Bury había pensado ya en unas cuantas.

—Dígame cuáles —pidió.

—El café. Los tés. Los vinos. Supongo que usted comercia también en vinos...

—Mi religión prohibe el vino. —Bury comerciaba indirectamente en el transporte de vinos de un mundo a otro, pero no creía que los pajeños quisiesen comerciar con vino.

—No importa. Nosotros no toleramos el alcohol, y no nos gusta el sabor del café. Puede que pase lo mismo con otros productos parecidos, aunque quizás merezca la pena probar.

—¿Y ustedes no comercian con artículos de lujo?

—No. Con poder sobre otros, seguridad, permanencia de costumbres y dinastías... Como siempre, hablo en nombre de los que dan órdenes. Cubrimos esos campos, en su nombre, pero también nos ocupamos de la diplomacia.
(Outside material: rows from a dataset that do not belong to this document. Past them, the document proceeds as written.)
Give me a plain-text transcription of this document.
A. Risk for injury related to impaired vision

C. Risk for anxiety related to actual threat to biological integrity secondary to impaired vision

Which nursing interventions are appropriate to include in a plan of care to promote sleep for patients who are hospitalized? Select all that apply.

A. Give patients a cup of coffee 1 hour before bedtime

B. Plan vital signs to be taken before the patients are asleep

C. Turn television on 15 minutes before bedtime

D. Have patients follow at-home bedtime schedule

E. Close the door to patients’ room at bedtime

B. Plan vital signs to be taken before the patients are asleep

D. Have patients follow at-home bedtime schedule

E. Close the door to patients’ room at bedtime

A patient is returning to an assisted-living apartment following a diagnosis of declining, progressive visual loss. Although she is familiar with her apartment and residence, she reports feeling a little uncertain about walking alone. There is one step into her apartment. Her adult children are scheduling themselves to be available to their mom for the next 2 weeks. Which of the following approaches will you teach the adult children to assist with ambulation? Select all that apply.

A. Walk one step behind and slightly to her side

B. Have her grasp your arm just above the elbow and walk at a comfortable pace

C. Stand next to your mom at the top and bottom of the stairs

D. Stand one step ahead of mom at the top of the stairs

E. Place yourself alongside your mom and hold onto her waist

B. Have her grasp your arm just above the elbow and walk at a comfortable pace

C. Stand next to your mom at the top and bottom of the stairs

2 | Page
Comerciamos con bienes duraderos, artículos de primera necesidad, trabajos técnicos... ¿Qué piensa usted de nuestras obras de arte?

—Podrían venderse a buen precio, hasta que se hiciesen corrientes. Pero creo que donde mejor podría desarrollarse nuestro comercio es en el campo de las ideas y de los proyectos.

—¿Sí?

—El inodoro de superficie antiadhesiva, y el principio que hay tras él. Varios superconductores, que construyen ustedes mejor que nosotros. Vimos una muestra en un asteroide. ¿Pueden ustedes reproducirlo?

—Estoy seguro de que los Marrones encontrarán el medio —contestó el pajeño—. En eso no habrá problema. Ustedes, desde luego, tienen mucho que ofrecer. Terreno, por ejemplo. Querremos comprar terreno para nuestras embajadas.

Probablemente se lo ofrecerían gratis, pensó Bury. Pero para aquella raza la tierra debía de tener un valor literalmente incalculable; sin los humanos jamás tendrían más de la que tenían por el momento. Y querrían tierra para asentamientos. Aquel mundo estaba superpoblado. Bury había visto las luces urbanas desde la órbita, un campo de luz alrededor de océanos oscuros.

—Tierra —repitió— y cultivos. Hay cultivos que crecen bajo soles muy parecidos a éste. Sabemos que pueden ustedes comer algunos de ellos. ¿Podrían cultivarse aquí con más eficacia que los productos del planeta? Los alimentos nunca resultan comercialmente productivos por los gastos de transporte, pero puede que las semillas sí.